The common heath, Epacris impressa, has the distinction of being the first flower to be officially proclaimed an Australian state floral emblem.
It was agreed at a meeting in 1951 by representatives of interested government departments, societies and individuals to name the common heath as the floral emblem of Victoria. Official proclamation of Victoria's state flower was made in 1958.
The generic name Epacris comes from the Greek epi (upon) and akris (hill) and refers to the elevated habitat of some of its species. While the flower is certainly impressive, particularly when blooming en masse, impressa is Latin for "impressed" or "indented" and refers to five dimples on the outside of the basal part of the floral tube.

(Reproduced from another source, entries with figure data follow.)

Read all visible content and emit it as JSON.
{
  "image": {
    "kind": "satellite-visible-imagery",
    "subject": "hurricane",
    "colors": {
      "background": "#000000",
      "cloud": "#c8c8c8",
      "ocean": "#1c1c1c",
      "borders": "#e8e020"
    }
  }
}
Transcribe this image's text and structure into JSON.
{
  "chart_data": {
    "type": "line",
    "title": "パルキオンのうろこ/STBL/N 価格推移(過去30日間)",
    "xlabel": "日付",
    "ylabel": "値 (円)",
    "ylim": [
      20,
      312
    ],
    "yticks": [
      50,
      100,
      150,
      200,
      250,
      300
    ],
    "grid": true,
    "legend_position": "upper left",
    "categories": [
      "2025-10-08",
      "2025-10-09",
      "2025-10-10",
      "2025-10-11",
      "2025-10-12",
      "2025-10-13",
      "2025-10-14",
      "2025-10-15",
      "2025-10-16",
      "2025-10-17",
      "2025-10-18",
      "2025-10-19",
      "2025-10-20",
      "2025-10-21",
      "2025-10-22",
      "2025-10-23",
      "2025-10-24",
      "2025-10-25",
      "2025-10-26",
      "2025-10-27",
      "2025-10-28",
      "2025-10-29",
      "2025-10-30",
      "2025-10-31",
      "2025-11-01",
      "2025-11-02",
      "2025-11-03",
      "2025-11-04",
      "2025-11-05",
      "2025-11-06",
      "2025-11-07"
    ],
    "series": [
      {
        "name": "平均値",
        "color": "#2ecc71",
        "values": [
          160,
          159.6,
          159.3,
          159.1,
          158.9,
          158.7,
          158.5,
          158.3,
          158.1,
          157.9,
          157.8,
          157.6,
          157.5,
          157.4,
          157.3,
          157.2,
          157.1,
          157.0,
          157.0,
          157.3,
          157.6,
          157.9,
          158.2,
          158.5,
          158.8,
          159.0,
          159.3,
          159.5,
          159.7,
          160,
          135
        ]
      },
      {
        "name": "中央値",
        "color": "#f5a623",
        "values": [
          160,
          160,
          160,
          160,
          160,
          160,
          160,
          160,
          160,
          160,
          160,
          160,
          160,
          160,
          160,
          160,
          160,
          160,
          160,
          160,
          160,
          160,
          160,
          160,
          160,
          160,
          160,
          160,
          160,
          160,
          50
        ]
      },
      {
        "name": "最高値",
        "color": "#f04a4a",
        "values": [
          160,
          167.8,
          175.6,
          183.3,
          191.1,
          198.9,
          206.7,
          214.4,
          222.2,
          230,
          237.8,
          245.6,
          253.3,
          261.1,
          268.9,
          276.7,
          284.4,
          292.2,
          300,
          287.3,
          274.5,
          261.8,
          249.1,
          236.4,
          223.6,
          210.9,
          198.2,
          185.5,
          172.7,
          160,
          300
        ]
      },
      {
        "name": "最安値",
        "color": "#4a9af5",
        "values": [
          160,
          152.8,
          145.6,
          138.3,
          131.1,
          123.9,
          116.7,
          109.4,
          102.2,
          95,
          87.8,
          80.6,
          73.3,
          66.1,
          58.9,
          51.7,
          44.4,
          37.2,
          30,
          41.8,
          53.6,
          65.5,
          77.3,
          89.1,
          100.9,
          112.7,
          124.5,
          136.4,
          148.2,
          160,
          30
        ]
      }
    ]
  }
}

The flower has a number of color forms including pure white, pale pink, rose pink, crimson, scarlet and rare double-flowered forms. The pink form is the official state flower of Victoria.
The flowers are tubular and sometimes densely packed around the stem in the leaf axils. This gives the flower cluster a cylindrical brushlike appearance.
A slender, upright shrub growing to a metre or so in height, the common heath flowers from late autumn to late spring, peaking in winter.
In Victoria the common heath is found in coastal regions and nearby foothills, the Grampians and the Little Desert. It also grows in New South Wales, South Australia and Tasmania.
The common heath may be propagated from seed and plants are suitable for cultivation in cool, moist areas in well-drained acidic soils.